WHAT’S TRENDING: 2025
Ageless Millennials
While Gen Z and Gen Alpha may be the newest obsession for marketers, millennials are quietly redefining what it means to turn 40, trading midlife crisis clichés for optimism, identity, and creative self-expression. Cultural figures like Anne Hathaway and Lindsay Lohan embody a generation shaped by wellness, aesthetics, and social media, maintaining a youthful presence no matter what’s behind it. But it's not limited to just celebrities, casual facelifts are trending younger, with patients aged 35-55 rising from as low as 26% to as high as 32% in recent years according to the American Academy Of Facial Plastic and Reconstructive Surgery. By embracing aging on their own terms, millennials are reminding brands they’re still powerful, still relevant, and far from done.
Y2K is back
Y2K is back, and it’s more than just a style trend. For brands, the revival offers a way to connect with both Gen Z and millennials through early-2000s visuals like chrome finishes, bubbly type, pixelated graphics, and playful, cheeky tone. Successful brands aren’t just copying the aesthetic, they’re blending it with today’s values around inclusivity, self-expression, and conscious consumerism to create something that feels both nostalgic and new.
Low-Stakes Escapism
In a world of burnout and digital overwhelm, brands are embracing lightness, humor, playfulness, and irreverence to deliver emotional relief alongside function. Jones Soda’s quirky labels are making a comeback. Fishwife makes sardines feel sassy and cool, not sad and salty. And Happy Coffee has rewritten the typically hyper-functional or overly serious coffee category with a name that radiates mood and messaging that’s less about caffeine jitters and more about feel-good vibes and emotional energy.
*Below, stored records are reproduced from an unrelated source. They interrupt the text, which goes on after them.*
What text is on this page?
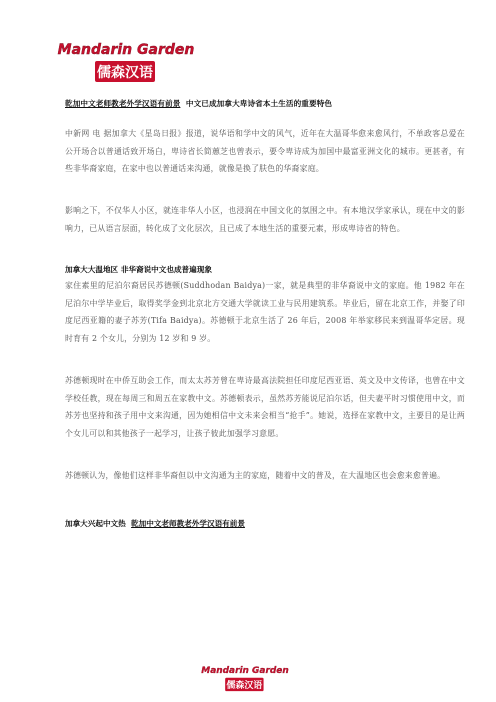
Mandarin Garden
儒森汉语
乾加中文老师教老外学汉语有前景 中文已成加拿大卑诗省本土生活的重要特色

中新网 电 据加拿大《星岛日报》报道，说华语和学中文的风气，近年在大温哥华愈来愈风行，不单政客总爱在公开场合以普通话致开场白，卑诗省长简蕙芝也曾表示，要令卑诗成为加国中最富亚洲文化的城市。更甚者，有些非华裔家庭，在家中也以普通话来沟通，就像是换了肤色的华裔家庭。

影响之下，不仅华人小区，就连非华人小区，也浸润在中国文化的氛围之中。有本地汉学家承认，现在中文的影响力，已从语言层面，转化成了文化层次，且已成了本地生活的重要元素，形成卑诗省的特色。

加拿大大温地区 非华裔说中文也成普遍现象

家住素里的尼泊尔裔居民苏德顿(Suddhodan Baidya)一家，就是典型的非华裔说中文的家庭。他 1982 年在尼泊尔中学毕业后，取得奖学金到北京北方交通大学就读工业与民用建筑系。毕业后，留在北京工作，并娶了印度尼西亚籍的妻子苏芳(Tifa Baidya)。苏德顿于北京生活了 26 年后，2008 年举家移民来到温哥华定居。现时育有 2 个女儿，分别为 12 岁和 9 岁。

苏德顿现时在中侨互助会工作，而太太苏芳曾在卑诗最高法院担任印度尼西亚语、英文及中文传译，也曾在中文学校任教，现在每周三和周五在家教中文。苏德顿表示，虽然苏芳能说尼泊尔话，但夫妻平时习惯使用中文，而苏芳也坚持和孩子用中文来沟通，因为她相信中文未来会相当“抢手”。她说，选择在家教中文，主要目的是让两个女儿可以和其他孩子一起学习，让孩子彼此加强学习意愿。

苏德顿认为，像他们这样非华裔但以中文沟通为主的家庭，随着中文的普及，在大温地区也会愈来愈普遍。

加拿大兴起中文热 乾加中文老师教老外学汉语有前景
Mandarin Garden
儒森汉语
Scroll-Stopping is the new Shelf Impact
In a world where traditional ads no longer stick and TikTok sets the tone, brands are leaning into scroll-stopping visuals, unexpected formats, and voices that feel native to the feed. Vacation turns sunscreen into retro irony with over-the-top copy and ad parodies that beg to be shared. Banza makes chickpea pasta funny complete with pasta memes and personality-packed reels.